In tal modo aumenterebbero i profitti generati dalla trasmissione di musica italiana che andrebbero poi ripartiti tra gli artisti, così crescerebbe la ricchezza prodotta in Italia a fonte di una minore distribuzione dei profitti in favore dei cantanti stranieri. Basti pensare che secondo un recente studio della Società Italiana Autori Editori (Siae) sulla programmazione musicale radiofonica italiana, compresa nel periodo che va dal 2010 al 2017, e ha preso in esame le 11 maggiori emittenti nazionali, solo 4 di queste, hanno trasmesso più del 30% di musica italiana.
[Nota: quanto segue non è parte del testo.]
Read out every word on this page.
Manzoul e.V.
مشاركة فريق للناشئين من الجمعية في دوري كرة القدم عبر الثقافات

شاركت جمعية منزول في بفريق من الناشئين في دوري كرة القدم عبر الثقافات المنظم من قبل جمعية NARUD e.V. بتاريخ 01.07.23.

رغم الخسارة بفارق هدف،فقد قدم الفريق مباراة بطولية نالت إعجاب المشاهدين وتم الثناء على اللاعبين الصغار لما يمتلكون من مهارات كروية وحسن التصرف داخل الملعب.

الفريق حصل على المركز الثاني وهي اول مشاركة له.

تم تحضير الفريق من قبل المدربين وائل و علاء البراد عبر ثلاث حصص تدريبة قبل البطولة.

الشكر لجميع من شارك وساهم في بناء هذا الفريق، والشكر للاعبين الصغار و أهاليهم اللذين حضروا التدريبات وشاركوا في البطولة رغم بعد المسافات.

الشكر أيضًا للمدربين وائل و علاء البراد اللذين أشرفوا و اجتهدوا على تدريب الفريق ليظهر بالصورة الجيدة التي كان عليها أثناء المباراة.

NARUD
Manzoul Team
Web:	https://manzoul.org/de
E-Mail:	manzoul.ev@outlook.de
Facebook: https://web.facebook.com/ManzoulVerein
In cima alla classifica con un utilizzo di repertorio italiano pari al 95,4%, c’è Radio Italia, seguita da Radio Rai con il 43,5 per cento. Sempre sopra al 30%, nel periodo 2010 – 2017, ci sono Radio Rtl 102,5 con il 38,8% e Radio Studio 105, con il 32,4%, mentre il restante repertorio trasmesso da queste quattro emittenti è stato di matrice estera. Le restanti sette maggiori emittenti nazionali sono state sotto la quota del 30% proposta dal deputato leghista. La più esterofila è Virgin Radio che ha messo in onda musica straniera per più del 95% del tempo, seguita da Radio Capital con l’88,6% e da Radio 101 con l’87,9 per cento. Mentre Radio Deejay e Radio Montecarlo si sono attestate, rispettivamente, all’84,5% di musica di artisti stranieri e all’83,9 per cento.

Leggermente meno esterofile, ma sempre con una trasmissione di musica straniera ampiamente sopra il 50% ci sono Radio Kiss Kiss, con il 78,1% di opere di artisti stranieri e Radio Dimensione Suono con il 72,4 per cento. Numeri che evidenziano come la proposta del deputato leghista potrebbe avere un impatto positivo per i cantanti e i compositori italiani.

La conferma è arrivata anche dal presidente della Siae, Mogol, che ha scritto a tutte le emittenti radio italiane per chiedere di promuovere gli artisti nazionali e sostenere la norma scritta dal parlamentare della Lega. La lettere inviata dal numero uno della Società Italiana Autori Editori (l’impresa che si occupa di riscuotere i diritti d’autore), spiega infatti il contenuto della proposta Morelli e domanda “a tutti voi di contribuire a questa battaglia per la valorizzazione della nostra​ musica nelle radio. Qualsiasi vostra iniziativa sarà preziosa affinché si affermi il principio che la musica italiana fa parte del nostro patrimonio culturale e in quanto tale va valorizzata e difesa”.